Data Release Notes

From BiomarkerKB Wiki
Jump to navigation Jump to search

Versioning Format

The versioning format follows a three-digit structure: X.Y.Z.

  • The first digit (X) changes annually, typically at the start of a new project year.
  • The second digit (Y) increments with each new release.
  • The third digit (Z) is updated for bug fixes or minor changes.

Version 1.0.2

Data Updates

Backend and Infrastructure Updates

  • evidence_source database names now retain their original casing for accuracy and consistency.
  • EDRN identifiers were added to the namespace map.
  • HUGO Gene Nomenclature Committee (HGNC) was added to the cross-reference JSON file.
  • Fixed an issue where evidence_source values without tags were previously dropped; these are now preserved.
  • Added a user-guided spelling correction function to improve data entry quality.
  • The TSV-to-JSON converter now automatically checks for header spelling errors.
  • Introduced _suggest_header_corrections to flag and propose fixes for misspelled headers.
  • Enhanced _stream_tsv with a call to _check_header_spelling to prevent invalid headers from being processed.

Version 1.0.1

Data Updates

  • Added xrefs.tsv to the list of datasets.
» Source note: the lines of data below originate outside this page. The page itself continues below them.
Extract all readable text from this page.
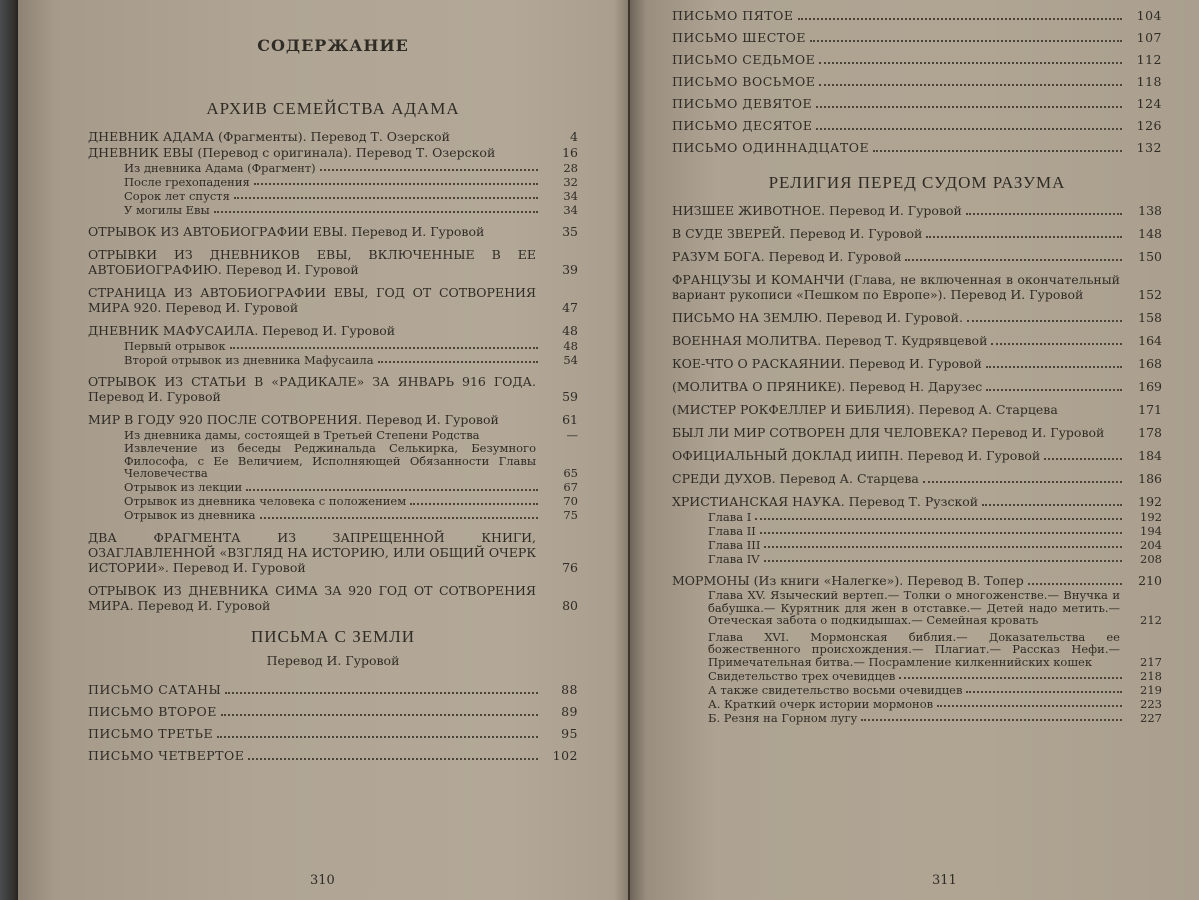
СОДЕРЖАНИЕ
АРХИВ СЕМЕЙСТВА АДАМА
ДНЕВНИК АДАМА (Фрагменты). Перевод Т. Озерской	4
ДНЕВНИК ЕВЫ (Перевод с оригинала). Перевод Т. Озерской	16
Из дневника Адама (Фрагмент)	28
После грехопадения	32
Сорок лет спустя	34
У могилы Евы	34
ОТРЫВОК ИЗ АВТОБИОГРАФИИ ЕВЫ. Перевод И. Гуровой	35
ОТРЫВКИ ИЗ ДНЕВНИКОВ ЕВЫ, ВКЛЮЧЕННЫЕ В ЕЕ АВТОБИОГРАФИЮ. Перевод И. Гуровой	39
СТРАНИЦА ИЗ АВТОБИОГРАФИИ ЕВЫ, ГОД ОТ СОТВОРЕНИЯ МИРА 920. Перевод И. Гуровой	47
ДНЕВНИК МАФУСАИЛА. Перевод И. Гуровой	48
Первый отрывок	48
Второй отрывок из дневника Мафусаила	54
ОТРЫВОК ИЗ СТАТЬИ В «РАДИКАЛЕ» ЗА ЯНВАРЬ 916 ГОДА. Перевод И. Гуровой	59
МИР В ГОДУ 920 ПОСЛЕ СОТВОРЕНИЯ. Перевод И. Гуровой	61
Из дневника дамы, состоящей в Третьей Степени Родства	—
Извлечение из беседы Реджинальда Селькирка, Безумного Философа, с Ее Величием, Исполняющей Обязанности Главы Человечества	65
Отрывок из лекции	67
Отрывок из дневника человека с положением	70
Отрывок из дневника	75
ДВА ФРАГМЕНТА ИЗ ЗАПРЕЩЕННОЙ КНИГИ, ОЗАГЛАВЛЕННОЙ «ВЗГЛЯД НА ИСТОРИЮ, ИЛИ ОБЩИЙ ОЧЕРК ИСТОРИИ». Перевод И. Гуровой	76
ОТРЫВОК ИЗ ДНЕВНИКА СИМА ЗА 920 ГОД ОТ СОТВОРЕНИЯ МИРА. Перевод И. Гуровой	80
ПИСЬМА С ЗЕМЛИ
Перевод И. Гуровой
ПИСЬМО САТАНЫ	88
ПИСЬМО ВТОРОЕ	89
ПИСЬМО ТРЕТЬЕ	95
ПИСЬМО ЧЕТВЕРТОЕ	102
310
ПИСЬМО ПЯТОЕ	104
ПИСЬМО ШЕСТОЕ	107
ПИСЬМО СЕДЬМОЕ	112
ПИСЬМО ВОСЬМОЕ	118
ПИСЬМО ДЕВЯТОЕ	124
ПИСЬМО ДЕСЯТОЕ	126
ПИСЬМО ОДИННАДЦАТОЕ	132
РЕЛИГИЯ ПЕРЕД СУДОМ РАЗУМА
НИЗШЕЕ ЖИВОТНОЕ. Перевод И. Гуровой	138
В СУДЕ ЗВЕРЕЙ. Перевод И. Гуровой	148
РАЗУМ БОГА. Перевод И. Гуровой	150
ФРАНЦУЗЫ И КОМАНЧИ (Глава, не включенная в окончательный вариант рукописи «Пешком по Европе»). Перевод И. Гуровой	152
ПИСЬМО НА ЗЕМЛЮ. Перевод И. Гуровой.	158
ВОЕННАЯ МОЛИТВА. Перевод Т. Кудрявцевой	164
КОЕ-ЧТО О РАСКАЯНИИ. Перевод И. Гуровой	168
(МОЛИТВА О ПРЯНИКЕ). Перевод Н. Дарузес	169
(МИСТЕР РОКФЕЛЛЕР И БИБЛИЯ). Перевод А. Старцева	171
БЫЛ ЛИ МИР СОТВОРЕН ДЛЯ ЧЕЛОВЕКА? Перевод И. Гуровой	178
ОФИЦИАЛЬНЫЙ ДОКЛАД ИИПН. Перевод И. Гуровой	184
СРЕДИ ДУХОВ. Перевод А. Старцева	186
ХРИСТИАНСКАЯ НАУКА. Перевод Т. Рузской	192
Глава I	192
Глава II	194
Глава III	204
Глава IV	208
МОРМОНЫ (Из книги «Налегке»). Перевод В. Топер	210
Глава XV. Языческий вертеп.— Толки о многоженстве.— Внучка и бабушка.— Курятник для жен в отставке.— Детей надо метить.— Отеческая забота о подкидышах.— Семейная кровать	212
Глава XVI. Мормонская библия.— Доказательства ее божественного происхождения.— Плагиат.— Рассказ Нефи.— Примечательная битва.— Посрамление килкеннийских кошек	217
Свидетельство трех очевидцев	218
А также свидетельство восьми очевидцев	219
А. Краткий очерк истории мормонов	223
Б. Резня на Горном лугу	227
311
Backend & Infrastructure Updates

  • Fixed ID formatting issues in NCBI and UniProt references within oncomx.tsv, removing erroneous spaces (e.g., NCBI: 3288 NCBI:3288) and extraneous text (e.g., "(composition)"). Affected biomarkers included AN6295-1, AN6756-1, AN6728-1, and others.
  • Merged assessed entity type synonyms.

Version 1.0.0

  • BiomarkerKB data portal available with OncoMX, OpenTargets, MarkerDB, ClinVar, PubMed Central Biomarker Gene Set Curation, MW, UniProtKB, GWAS, CIViC biomarker data.